Shortly before her FMLA leave was to expire, she requested another two weeks of leave because she had not yet been cleared to resume her job. Beatrice’s supervisor refused to extend her leave.
Beatrice then prevailed upon her health care provider to provide a return-to-work certification. It came with the proviso that Beatrice could not lift, pull or push anything weighing more than 10 pounds. The certification said she should be allowed only light-duty work.
Beatrice’s supervisor refused to reinstate her and she was terminated for allegedly being unable to perform the essential functions of her job.
The next day, Beatrice applied for short-term disability benefits, claiming she was temporarily and totally disabled.

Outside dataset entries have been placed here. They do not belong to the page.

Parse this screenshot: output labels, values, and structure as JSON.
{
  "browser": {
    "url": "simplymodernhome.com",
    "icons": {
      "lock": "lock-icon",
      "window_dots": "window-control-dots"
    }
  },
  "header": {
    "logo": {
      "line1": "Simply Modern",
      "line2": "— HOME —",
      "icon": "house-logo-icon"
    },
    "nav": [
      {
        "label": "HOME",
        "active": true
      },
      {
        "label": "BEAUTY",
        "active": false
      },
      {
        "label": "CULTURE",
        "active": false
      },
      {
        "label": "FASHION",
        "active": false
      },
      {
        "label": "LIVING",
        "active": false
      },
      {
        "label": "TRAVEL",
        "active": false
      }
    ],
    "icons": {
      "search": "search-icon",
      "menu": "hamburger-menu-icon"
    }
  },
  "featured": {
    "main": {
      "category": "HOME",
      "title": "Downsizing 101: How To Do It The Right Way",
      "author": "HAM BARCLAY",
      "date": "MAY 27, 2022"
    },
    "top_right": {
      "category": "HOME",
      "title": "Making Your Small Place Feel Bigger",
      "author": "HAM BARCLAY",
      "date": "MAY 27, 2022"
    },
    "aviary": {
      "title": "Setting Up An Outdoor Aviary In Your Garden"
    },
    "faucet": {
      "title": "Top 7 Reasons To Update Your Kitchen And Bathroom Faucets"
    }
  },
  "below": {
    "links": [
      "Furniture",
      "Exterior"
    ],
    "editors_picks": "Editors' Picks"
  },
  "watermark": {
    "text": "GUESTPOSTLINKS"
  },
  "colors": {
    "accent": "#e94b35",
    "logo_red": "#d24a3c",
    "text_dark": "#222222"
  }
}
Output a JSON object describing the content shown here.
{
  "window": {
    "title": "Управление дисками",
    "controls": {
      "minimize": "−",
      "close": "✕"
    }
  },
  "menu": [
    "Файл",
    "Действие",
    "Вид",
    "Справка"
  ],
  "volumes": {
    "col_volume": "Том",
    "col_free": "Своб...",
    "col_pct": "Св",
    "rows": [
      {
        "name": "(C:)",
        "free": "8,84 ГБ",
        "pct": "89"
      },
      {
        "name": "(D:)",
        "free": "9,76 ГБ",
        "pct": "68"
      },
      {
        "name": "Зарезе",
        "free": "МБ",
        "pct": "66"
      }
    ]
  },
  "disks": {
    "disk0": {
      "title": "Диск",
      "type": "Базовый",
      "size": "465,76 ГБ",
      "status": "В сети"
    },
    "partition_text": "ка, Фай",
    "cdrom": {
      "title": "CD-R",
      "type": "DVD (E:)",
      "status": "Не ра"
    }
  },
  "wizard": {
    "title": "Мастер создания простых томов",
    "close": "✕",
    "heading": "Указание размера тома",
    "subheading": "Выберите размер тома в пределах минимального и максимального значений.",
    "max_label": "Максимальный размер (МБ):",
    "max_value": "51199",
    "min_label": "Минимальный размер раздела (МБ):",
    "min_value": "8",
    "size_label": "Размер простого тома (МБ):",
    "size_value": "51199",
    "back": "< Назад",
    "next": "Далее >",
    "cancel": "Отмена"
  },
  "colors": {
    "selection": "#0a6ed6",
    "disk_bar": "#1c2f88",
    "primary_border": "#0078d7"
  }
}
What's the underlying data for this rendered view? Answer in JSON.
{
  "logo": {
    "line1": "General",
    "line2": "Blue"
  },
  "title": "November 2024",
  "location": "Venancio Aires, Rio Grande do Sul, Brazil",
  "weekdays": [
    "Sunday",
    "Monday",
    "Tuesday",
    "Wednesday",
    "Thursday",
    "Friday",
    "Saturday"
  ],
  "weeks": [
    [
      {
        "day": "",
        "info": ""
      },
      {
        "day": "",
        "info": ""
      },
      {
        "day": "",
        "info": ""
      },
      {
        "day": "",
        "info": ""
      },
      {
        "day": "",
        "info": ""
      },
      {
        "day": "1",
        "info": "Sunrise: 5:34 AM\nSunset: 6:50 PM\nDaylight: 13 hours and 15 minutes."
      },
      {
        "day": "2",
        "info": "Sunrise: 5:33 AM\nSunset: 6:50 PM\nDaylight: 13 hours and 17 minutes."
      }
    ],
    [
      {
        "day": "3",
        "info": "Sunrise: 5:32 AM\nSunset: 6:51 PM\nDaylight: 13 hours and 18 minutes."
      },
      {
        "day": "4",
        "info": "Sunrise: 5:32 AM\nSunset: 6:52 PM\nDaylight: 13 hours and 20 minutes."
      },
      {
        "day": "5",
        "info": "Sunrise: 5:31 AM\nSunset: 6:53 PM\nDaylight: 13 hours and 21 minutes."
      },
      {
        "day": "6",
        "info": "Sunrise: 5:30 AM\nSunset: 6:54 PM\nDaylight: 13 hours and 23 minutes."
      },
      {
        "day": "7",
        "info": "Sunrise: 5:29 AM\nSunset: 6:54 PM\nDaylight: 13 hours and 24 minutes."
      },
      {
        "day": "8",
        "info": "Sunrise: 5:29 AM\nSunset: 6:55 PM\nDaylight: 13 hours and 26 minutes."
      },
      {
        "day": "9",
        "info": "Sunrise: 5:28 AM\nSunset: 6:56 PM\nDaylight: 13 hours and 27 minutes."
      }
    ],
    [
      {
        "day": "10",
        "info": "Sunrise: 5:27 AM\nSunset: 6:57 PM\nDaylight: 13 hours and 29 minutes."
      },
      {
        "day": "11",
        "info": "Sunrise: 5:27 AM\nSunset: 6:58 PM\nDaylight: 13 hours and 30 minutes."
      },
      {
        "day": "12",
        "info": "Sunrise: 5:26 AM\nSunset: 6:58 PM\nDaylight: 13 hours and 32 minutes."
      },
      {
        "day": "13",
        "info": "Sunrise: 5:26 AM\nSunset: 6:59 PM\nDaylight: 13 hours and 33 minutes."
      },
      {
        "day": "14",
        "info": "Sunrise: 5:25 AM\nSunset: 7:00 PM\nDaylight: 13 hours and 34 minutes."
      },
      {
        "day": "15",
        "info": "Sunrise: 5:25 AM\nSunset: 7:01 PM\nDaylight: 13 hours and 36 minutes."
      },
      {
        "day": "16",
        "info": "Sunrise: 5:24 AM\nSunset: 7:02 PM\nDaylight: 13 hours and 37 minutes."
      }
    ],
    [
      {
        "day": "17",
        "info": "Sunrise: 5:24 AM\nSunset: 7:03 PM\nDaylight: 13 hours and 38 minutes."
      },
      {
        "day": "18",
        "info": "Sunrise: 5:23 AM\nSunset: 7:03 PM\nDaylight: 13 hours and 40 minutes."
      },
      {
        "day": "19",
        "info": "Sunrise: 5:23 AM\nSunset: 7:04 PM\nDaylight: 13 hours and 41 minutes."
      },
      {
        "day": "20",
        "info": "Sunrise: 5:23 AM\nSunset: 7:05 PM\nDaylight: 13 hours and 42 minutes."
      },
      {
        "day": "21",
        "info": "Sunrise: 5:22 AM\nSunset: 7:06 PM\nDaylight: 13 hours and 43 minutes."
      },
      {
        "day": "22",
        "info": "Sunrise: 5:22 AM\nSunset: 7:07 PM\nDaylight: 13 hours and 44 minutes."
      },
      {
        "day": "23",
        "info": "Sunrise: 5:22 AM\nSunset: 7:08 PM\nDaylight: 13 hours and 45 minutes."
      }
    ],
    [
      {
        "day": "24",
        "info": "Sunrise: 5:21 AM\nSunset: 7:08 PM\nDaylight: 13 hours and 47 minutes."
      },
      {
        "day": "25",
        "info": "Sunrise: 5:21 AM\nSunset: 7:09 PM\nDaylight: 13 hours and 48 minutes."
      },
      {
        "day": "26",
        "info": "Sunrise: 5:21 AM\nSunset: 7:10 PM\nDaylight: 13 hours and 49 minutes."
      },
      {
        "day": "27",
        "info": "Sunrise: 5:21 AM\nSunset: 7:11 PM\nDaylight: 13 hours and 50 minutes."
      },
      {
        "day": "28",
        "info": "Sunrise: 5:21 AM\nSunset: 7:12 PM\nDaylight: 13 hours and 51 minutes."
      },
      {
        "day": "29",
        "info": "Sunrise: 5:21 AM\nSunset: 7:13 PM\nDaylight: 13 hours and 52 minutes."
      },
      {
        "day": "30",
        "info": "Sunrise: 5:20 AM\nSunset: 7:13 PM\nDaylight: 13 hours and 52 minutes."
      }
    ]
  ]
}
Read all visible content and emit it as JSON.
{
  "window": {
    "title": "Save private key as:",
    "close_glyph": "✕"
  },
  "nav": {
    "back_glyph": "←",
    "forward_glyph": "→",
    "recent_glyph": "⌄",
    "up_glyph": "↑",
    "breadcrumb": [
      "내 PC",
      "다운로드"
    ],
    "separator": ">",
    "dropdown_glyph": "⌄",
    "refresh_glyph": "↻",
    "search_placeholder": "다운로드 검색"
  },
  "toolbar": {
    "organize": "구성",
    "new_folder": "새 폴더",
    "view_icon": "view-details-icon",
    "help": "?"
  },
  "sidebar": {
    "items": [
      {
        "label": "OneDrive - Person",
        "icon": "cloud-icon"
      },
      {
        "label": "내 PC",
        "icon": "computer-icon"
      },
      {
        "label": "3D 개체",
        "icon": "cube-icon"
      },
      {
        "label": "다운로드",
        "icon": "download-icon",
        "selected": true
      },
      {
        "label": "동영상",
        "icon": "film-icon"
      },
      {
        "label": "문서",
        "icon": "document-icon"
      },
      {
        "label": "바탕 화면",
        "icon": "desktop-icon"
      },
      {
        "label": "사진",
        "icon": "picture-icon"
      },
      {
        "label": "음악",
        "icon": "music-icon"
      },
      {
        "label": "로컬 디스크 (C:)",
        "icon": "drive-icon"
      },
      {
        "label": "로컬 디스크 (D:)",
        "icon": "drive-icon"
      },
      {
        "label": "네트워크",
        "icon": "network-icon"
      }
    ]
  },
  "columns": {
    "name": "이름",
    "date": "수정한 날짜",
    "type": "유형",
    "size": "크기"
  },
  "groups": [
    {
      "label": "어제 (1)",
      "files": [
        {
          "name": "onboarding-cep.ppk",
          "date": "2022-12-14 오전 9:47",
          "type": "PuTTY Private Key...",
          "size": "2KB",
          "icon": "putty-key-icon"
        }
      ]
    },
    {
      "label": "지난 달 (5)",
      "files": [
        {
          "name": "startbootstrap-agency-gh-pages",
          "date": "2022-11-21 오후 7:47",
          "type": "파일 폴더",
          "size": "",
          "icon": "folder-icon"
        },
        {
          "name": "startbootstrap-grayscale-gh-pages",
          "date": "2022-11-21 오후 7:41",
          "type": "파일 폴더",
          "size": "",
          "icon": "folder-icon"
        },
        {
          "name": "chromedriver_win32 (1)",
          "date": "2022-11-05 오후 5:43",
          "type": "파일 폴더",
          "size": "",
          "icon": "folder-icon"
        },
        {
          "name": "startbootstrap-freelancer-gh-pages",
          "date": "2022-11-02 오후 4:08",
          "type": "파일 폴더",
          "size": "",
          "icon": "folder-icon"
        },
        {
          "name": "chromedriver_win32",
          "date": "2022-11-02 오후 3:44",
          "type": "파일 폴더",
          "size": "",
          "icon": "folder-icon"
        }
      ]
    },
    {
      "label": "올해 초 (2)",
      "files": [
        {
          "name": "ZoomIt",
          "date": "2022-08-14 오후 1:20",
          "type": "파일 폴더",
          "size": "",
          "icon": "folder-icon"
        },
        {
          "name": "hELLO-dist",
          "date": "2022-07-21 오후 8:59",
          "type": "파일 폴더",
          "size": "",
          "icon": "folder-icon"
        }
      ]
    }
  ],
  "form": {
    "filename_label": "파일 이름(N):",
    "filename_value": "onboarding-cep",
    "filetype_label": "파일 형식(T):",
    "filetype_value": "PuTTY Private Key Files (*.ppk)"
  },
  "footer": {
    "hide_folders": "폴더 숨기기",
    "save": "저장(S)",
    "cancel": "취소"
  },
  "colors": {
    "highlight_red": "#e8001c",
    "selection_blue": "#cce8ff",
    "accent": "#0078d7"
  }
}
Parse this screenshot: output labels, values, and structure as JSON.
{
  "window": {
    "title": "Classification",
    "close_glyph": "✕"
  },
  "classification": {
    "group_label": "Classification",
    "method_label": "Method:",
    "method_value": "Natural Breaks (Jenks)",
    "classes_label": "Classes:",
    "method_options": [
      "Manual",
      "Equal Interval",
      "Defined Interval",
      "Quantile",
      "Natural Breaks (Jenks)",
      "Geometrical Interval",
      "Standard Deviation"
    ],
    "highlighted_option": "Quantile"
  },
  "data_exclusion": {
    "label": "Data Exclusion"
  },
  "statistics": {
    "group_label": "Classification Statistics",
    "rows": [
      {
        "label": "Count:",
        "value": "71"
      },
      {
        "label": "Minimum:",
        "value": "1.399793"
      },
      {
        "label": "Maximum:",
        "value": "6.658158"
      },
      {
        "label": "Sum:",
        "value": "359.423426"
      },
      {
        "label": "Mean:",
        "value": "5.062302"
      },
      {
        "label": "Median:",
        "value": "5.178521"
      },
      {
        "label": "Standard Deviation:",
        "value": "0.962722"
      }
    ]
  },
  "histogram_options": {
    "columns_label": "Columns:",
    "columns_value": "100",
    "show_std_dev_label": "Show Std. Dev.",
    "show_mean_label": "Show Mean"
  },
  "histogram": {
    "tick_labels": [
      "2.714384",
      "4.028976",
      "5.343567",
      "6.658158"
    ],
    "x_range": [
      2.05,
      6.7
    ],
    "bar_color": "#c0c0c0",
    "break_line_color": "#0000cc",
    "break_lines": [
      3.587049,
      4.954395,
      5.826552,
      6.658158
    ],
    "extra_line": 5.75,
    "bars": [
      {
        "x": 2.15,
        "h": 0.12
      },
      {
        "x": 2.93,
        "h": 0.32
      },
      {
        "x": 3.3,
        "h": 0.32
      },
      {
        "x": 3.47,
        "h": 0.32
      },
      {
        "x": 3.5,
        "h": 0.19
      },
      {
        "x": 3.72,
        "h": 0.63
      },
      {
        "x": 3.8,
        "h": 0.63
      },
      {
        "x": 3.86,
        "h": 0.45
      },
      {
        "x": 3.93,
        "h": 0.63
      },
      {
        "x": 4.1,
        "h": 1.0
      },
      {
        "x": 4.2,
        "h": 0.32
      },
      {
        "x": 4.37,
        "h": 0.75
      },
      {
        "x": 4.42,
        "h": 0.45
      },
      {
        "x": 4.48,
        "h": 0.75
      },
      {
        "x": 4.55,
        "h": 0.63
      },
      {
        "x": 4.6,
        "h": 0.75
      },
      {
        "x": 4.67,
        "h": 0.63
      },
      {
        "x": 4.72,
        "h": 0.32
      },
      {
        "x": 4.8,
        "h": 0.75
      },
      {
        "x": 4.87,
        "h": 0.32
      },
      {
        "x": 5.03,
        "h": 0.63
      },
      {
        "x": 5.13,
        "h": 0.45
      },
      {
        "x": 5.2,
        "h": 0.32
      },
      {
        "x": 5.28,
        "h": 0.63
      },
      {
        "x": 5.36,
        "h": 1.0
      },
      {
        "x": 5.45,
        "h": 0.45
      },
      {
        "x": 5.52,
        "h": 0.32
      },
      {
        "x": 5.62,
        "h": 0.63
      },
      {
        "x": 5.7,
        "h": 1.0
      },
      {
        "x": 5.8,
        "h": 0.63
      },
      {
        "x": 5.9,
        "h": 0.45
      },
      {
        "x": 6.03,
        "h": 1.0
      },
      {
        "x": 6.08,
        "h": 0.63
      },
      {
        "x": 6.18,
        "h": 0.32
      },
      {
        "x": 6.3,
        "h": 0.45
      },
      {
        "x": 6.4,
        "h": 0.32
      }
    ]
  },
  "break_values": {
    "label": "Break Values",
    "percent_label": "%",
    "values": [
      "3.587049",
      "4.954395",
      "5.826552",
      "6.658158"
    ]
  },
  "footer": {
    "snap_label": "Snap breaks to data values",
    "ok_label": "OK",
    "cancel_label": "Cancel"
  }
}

The EEOC sued Vicksburg Healthcare on Beatrice’s behalf. It argued that the employer never engaged in the interactive accommodations process.
Vicksburg Healthcare countered that Beatrice’s job description required her to lift, push and pull more than 10 pounds.
But the court said the EEOC had the right to challenge the job description. At trial, the EEOC will be able to present evidence that Beatrice’s job didn’t actually require pushing, pulling and lifting on a regular basis and that therefore she could have been accommodated. (EEOC v. Vicksburg Healthcare, No. 15-60764, 5th Cir., 2016)
Note: The court also nixed Vicksburg Healthcare’s argument that Beatrice couldn’t simultaneously apply for disability benefits as totally and temporarily disabled and at the same time claim she could have worked with a reasonable accommodation. The court said those two positions weren’t necessarily contradictory.
It is quite possible for someone to be unable to perform work unless their employer agreed to a reasonable accommodation to overcome limitations. In this case, that meant that Beatrice could argue both that she could have done her job if the employer had someone help her with any pushing or lifting and that without that help, she was totally unable to work.
Final note: Finally, remember that additional time off after the end of FMLA or other leave may itself be a reasonable accommodation. That’s true as long as the extra time off is for a set period of time and isn’t indefinite. That wasn’t an issue in this case, but it often can be. Always consider whether someone who can’t quite yet return might be able to with just a bit more time to fully heal and recover.